Marissa Alexander art piece by Molly Crabapple

I have previously written a post about black women and girls whose stories have largely been erased out of the mainstream media circuit where stories featuring black boys and men like Trayvon Martin and Jordan Davis seem to be privileged. While I am grateful that Martin and Davis’ stories are told and people rally behind them, black women are routinely excluded and dismissed as people who are worth organizing activist efforts for.

According to the Marissa Alexander Freedom Fundraising website [which you should all contribute to if you have the means to do so]:

Marissa Alexander is an African American mother of three and survivor of domestic violence from Jacksonville, FL.  In 2010, she fired a single warning shot upwards into a wall to defend herself from a life-threatening beating from her estranged husband.
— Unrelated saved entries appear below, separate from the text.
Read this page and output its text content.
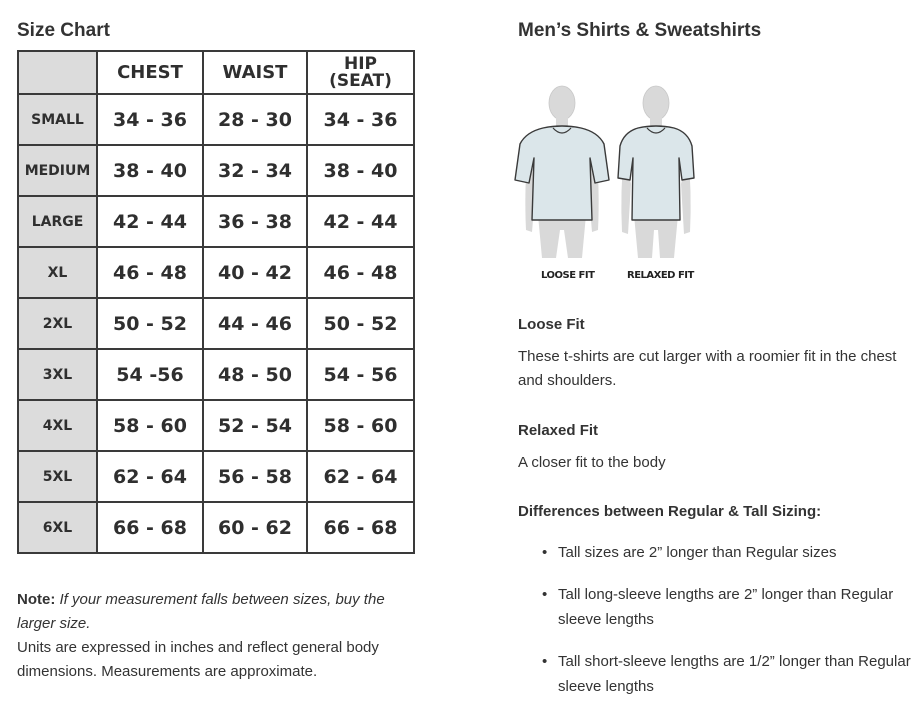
Size Chart
	CHEST	WAIST	HIP
(SEAT)
SMALL	34 - 36	28 - 30	34 - 36
MEDIUM	38 - 40	32 - 34	38 - 40
LARGE	42 - 44	36 - 38	42 - 44
XL	46 - 48	40 - 42	46 - 48
2XL	50 - 52	44 - 46	50 - 52
3XL	54 -56	48 - 50	54 - 56
4XL	58 - 60	52 - 54	58 - 60
5XL	62 - 64	56 - 58	62 - 64
6XL	66 - 68	60 - 62	66 - 68
Note: If your measurement falls between sizes, buy the larger size.
Units are expressed in inches and reflect general body dimensions. Measurements are approximate.
Men’s Shirts & Sweatshirts
LOOSE FIT	RELAXED FIT
Loose Fit

These t-shirts are cut larger with a roomier fit in the chest and shoulders.

Relaxed Fit

A closer fit to the body

Differences between Regular & Tall Sizing:
• Tall sizes are 2” longer than Regular sizes
• Tall long-sleeve lengths are 2” longer than Regular sleeve lengths
• Tall short-sleeve lengths are 1/2” longer than Regular sleeve lengths
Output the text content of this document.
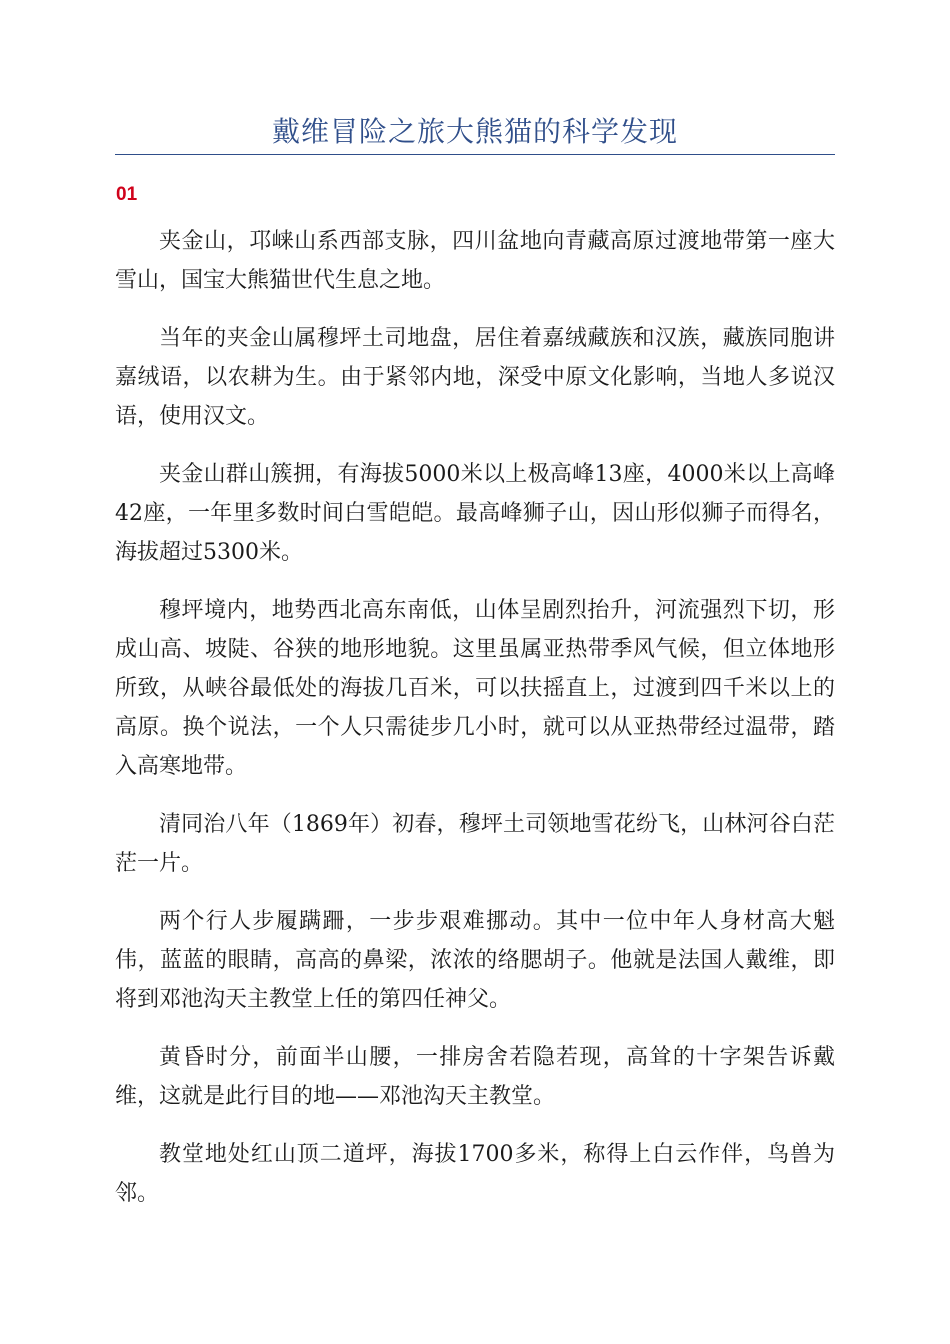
戴维冒险之旅大熊猫的科学发现
01

夹金山，邛崃山系西部支脉，四川盆地向青藏高原过渡地带第一座大雪山，国宝大熊猫世代生息之地。

当年的夹金山属穆坪土司地盘，居住着嘉绒藏族和汉族，藏族同胞讲嘉绒语，以农耕为生。由于紧邻内地，深受中原文化影响，当地人多说汉语，使用汉文。

夹金山群山簇拥，有海拔5000米以上极高峰13座，4000米以上高峰42座，一年里多数时间白雪皑皑。最高峰狮子山，因山形似狮子而得名，海拔超过5300米。

穆坪境内，地势西北高东南低，山体呈剧烈抬升，河流强烈下切，形成山高、坡陡、谷狭的地形地貌。这里虽属亚热带季风气候，但立体地形所致，从峡谷最低处的海拔几百米，可以扶摇直上，过渡到四千米以上的高原。换个说法，一个人只需徒步几小时，就可以从亚热带经过温带，踏入高寒地带。

清同治八年（1869年）初春，穆坪土司领地雪花纷飞，山林河谷白茫茫一片。

两个行人步履蹒跚，一步步艰难挪动。其中一位中年人身材高大魁伟，蓝蓝的眼睛，高高的鼻梁，浓浓的络腮胡子。他就是法国人戴维，即将到邓池沟天主教堂上任的第四任神父。

黄昏时分，前面半山腰，一排房舍若隐若现，高耸的十字架告诉戴维，这就是此行目的地——邓池沟天主教堂。

教堂地处红山顶二道坪，海拔1700多米，称得上白云作伴，鸟兽为邻。
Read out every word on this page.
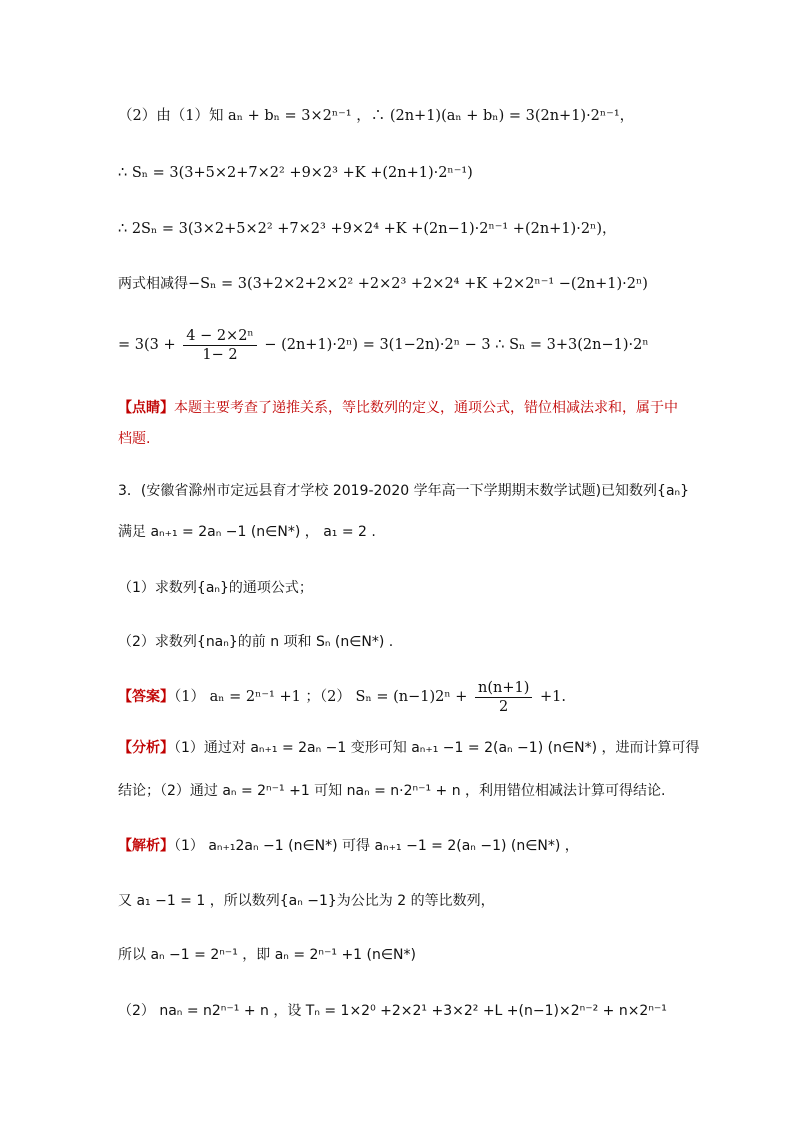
（2）由（1）知 aₙ + bₙ = 3×2ⁿ⁻¹ ，∴ (2n+1)(aₙ + bₙ) = 3(2n+1)·2ⁿ⁻¹，
∴ Sₙ = 3(3+5×2+7×2² +9×2³ +K +(2n+1)·2ⁿ⁻¹)
∴ 2Sₙ = 3(3×2+5×2² +7×2³ +9×2⁴ +K +(2n−1)·2ⁿ⁻¹ +(2n+1)·2ⁿ)，
两式相减得−Sₙ = 3(3+2×2+2×2² +2×2³ +2×2⁴ +K +2×2ⁿ⁻¹ −(2n+1)·2ⁿ)
= $3(3 + \frac{\text{4 − 2×2ⁿ}}{1- 2} - (2n+1)\cdot 2^n) = 3(1-2n)\cdot 2^n - 3$ ∴ Sₙ = 3+3(2n−1)·2ⁿ
【点睛】本题主要考查了递推关系，等比数列的定义，通项公式，错位相减法求和，属于中
档题.
3．(安徽省滁州市定远县育才学校 2019-2020 学年高一下学期期末数学试题)已知数列{aₙ}
满足 aₙ₊₁ = 2aₙ −1 (n∈N*) ， a₁ = 2 .
（1）求数列{aₙ}的通项公式；
（2）求数列{naₙ}的前 n 项和 Sₙ (n∈N*) .
【答案】（1） aₙ = 2ⁿ⁻¹ +1 ；（2） $S_n = (n-1)2^n + \frac{n(n+1)}{2} +1$.
【分析】（1）通过对 aₙ₊₁ = 2aₙ −1 变形可知 aₙ₊₁ −1 = 2(aₙ −1) (n∈N*) ，进而计算可得
结论；（2）通过 aₙ = 2ⁿ⁻¹ +1 可知 naₙ = n·2ⁿ⁻¹ + n ，利用错位相减法计算可得结论.
【解析】（1） aₙ₊₁2aₙ −1 (n∈N*) 可得 aₙ₊₁ −1 = 2(aₙ −1) (n∈N*) ，
又 a₁ −1 = 1 ，所以数列{aₙ −1}为公比为 2 的等比数列，
所以 aₙ −1 = 2ⁿ⁻¹ ，即 aₙ = 2ⁿ⁻¹ +1 (n∈N*)
（2） naₙ = n2ⁿ⁻¹ + n ，设 Tₙ = 1×2⁰ +2×2¹ +3×2² +L +(n−1)×2ⁿ⁻² + n×2ⁿ⁻¹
Despite the fact that Marissa caused no injuries and has no previous criminal record, and despite the fact that Florida’s self-defense law includes the right to “Stand Your Ground,” she was subsequently arrested, prosecuted, and sentenced to 20 years in prison.  In September 2013, Marissa Alexander won her appeal, her guilty verdict was overturned, and she secured the right to a new trial which is scheduled for July 28, 2014.  She is currently under house arrest, but Prosecutor Angela Corey announced that she’s pursuing a tripled sentence of 60 years in prison if Marissa is found guilty in her upcoming trial. 

The “Stand Your Ground” law came under intense scrutiny after the slaying of Florida teen Trayvon Martin. His killer, George Zimmerman, claimed to stand his ground even though he followed and stalked Trayvon through his neighborhood. For some reason though, Alexander faces the risk of being punished even though she never harmed anyone and was experiencing a beating.

To help raise funds for Alexander’s legal defense, Prison Culture is releasing 150 copies of “No Selves to Defend: A Legacy of Criminalizing Women of Color for Self Defense.” According to Colorlines, “The book will feature the Alexander’s incarceration story along with those of Lena Baker, Inez Garcia, Rosa Lee Ingram, Joan Little, Cece McDonald, the New Jersey 4, Cassandra Peten, Bernadette Powell, Juanita Thomas, Yvonne Wanrow and Dessie Woods.”

The book will be available to purchase in early June for $50 at the Free Marissa online store. It’s important that we support women of color who end up suffering from the prison industrial complex because they defended themselves. We have to help protect our women and girls since the justice system is incapable of doing that.